Tomalak opened his eyes, squinting against the harsh light of the gray sky. All things considered, that hadn’t gone as bad as it could have. It wasn’t a great situation, of course - now they were stuck on a planet with no way out, very few supplies and possibly hostile natives, but they were still alive, which was something. Being alive meant that there was still a possibility to turn the situation around to one’s advantage.
He concentrated for a moment, seeking out the thread of thought that would answer his burning question. After a moment, he found it. Bochra was alive, though likely still unconscious. The thread was strong, meaning that the other man was close by - probably on the other side of the broken hull that bisected the crash site.
He pushed himself up, fighting back a wave of dizziness and nausea. He didn’t know what had hit him hard enough to knock him out, but whatever it was, it had been sharp. Blood trickled down his face and he wiped it away.
The emergency transmitter was lying just out of reach. He tried to stand, and hissed with pain. Fractured hip, if he wasn’t mistaken. He leaned forward as far as he could without jostling his leg and just managed to swipe it close enough that he could pick it up.
Surprisingly, it still had a fair amount of power left in it, and he felt some annoyance that he hadn’t thought of using it first, rather than the hardwired transmitter. Ah well, clearly it had been for the best that they hadn’t. He turned it on and set it to transmit on all channels, except the ones he knew that Klingon ships used. Evidently they’d managed to shake off the battleship by disappearing into the atmosphere, but he wasn’t going to take the chance that it was still lying in wait somewhere, scanning for distress signals.
A small flutter at the edge of his consciousness told him that Bochra was also waking up. He closed his eyes and waited for the flutter to bloom fully into awareness.
He dragged himself to his feet, bracing himself against the wreckage to avoid putting too much weight on his bad leg. Following the thread of thought, he found the younger man lying just around the other side, a heavy beam collapsed across him.
He limped closer to his fallen companion, and with strength born of desperation, managed to lift the wreckage and move it off him.
Even with the debris gone, Tomalak could tell Bochra as not in any better condition. He dropped awkwardly to his knees and felt for a pulse. Faint and slow. No blood - internal injuries, then. He felt his hope fade away. Unless a miracle happened, there was no way Bochra could survive this.
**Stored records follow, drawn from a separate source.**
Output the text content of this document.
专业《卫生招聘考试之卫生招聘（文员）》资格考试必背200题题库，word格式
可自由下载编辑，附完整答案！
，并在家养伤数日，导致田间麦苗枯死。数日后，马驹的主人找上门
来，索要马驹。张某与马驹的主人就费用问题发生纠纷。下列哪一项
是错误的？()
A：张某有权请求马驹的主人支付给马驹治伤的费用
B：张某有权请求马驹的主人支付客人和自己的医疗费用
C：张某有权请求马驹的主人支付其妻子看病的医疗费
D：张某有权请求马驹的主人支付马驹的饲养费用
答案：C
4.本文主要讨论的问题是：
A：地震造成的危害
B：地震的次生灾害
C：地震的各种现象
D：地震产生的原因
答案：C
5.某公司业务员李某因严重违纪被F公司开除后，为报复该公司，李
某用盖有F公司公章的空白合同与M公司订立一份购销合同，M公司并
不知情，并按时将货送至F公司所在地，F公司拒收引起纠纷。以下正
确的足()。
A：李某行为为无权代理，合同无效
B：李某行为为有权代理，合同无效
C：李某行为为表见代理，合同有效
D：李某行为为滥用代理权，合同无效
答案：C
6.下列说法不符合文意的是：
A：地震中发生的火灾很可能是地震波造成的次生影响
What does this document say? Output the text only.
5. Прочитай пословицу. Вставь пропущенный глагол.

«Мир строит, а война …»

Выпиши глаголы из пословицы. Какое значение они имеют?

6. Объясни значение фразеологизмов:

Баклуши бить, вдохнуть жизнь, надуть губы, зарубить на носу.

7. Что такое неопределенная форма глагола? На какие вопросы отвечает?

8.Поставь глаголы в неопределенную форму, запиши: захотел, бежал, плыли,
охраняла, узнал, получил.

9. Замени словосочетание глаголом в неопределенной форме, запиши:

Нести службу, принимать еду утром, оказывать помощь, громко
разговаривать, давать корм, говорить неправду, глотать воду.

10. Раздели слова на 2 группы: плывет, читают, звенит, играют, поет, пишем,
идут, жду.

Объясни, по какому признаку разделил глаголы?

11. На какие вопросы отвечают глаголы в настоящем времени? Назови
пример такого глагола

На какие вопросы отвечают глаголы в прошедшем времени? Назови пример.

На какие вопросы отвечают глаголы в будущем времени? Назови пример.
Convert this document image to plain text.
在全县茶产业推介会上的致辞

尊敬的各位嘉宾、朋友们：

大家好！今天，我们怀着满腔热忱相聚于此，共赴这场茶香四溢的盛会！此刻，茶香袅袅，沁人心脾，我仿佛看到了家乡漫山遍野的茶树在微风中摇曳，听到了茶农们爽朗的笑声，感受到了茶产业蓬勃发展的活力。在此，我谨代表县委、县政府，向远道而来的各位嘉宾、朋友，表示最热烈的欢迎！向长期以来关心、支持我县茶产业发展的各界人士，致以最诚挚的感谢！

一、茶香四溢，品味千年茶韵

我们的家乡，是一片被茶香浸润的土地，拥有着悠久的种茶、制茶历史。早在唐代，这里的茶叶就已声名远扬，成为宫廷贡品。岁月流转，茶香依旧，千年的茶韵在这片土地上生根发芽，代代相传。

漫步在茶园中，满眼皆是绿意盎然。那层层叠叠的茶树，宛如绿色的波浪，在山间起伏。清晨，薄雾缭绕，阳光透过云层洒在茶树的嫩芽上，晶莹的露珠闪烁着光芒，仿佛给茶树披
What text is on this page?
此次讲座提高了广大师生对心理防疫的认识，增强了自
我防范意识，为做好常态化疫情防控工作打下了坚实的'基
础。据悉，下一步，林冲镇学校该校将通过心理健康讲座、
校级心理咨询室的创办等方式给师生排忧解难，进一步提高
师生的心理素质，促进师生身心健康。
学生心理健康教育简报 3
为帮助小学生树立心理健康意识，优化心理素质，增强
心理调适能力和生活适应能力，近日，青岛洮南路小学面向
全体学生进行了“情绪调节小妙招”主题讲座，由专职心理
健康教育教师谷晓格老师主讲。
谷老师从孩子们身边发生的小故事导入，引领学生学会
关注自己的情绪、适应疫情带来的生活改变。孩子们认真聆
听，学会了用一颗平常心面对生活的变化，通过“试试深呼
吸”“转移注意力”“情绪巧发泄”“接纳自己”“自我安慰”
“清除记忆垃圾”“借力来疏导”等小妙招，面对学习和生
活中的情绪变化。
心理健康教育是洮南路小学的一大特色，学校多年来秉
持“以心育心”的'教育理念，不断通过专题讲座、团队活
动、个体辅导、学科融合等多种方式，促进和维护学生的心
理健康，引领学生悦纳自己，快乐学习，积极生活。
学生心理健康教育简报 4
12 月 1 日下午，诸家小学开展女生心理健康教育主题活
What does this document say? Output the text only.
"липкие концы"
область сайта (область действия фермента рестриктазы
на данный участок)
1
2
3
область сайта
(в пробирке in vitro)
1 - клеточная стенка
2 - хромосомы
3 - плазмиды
Killed another one, eh Deathwing?
“Shut up,” he murmured, sitting back against the wrecked hull as the wind howled.
Tomalak was not one to be helpless. He was a (former) Fleet Commander, the head of a (formerly) noble house, a powerful telepath, a master tactician. There was no situation he’d ever been unable to get out of, by one means or another.
Until now. They were stuck on a death planet, and Bochra was going to die. And there wasn’t one damn thing he could do about it.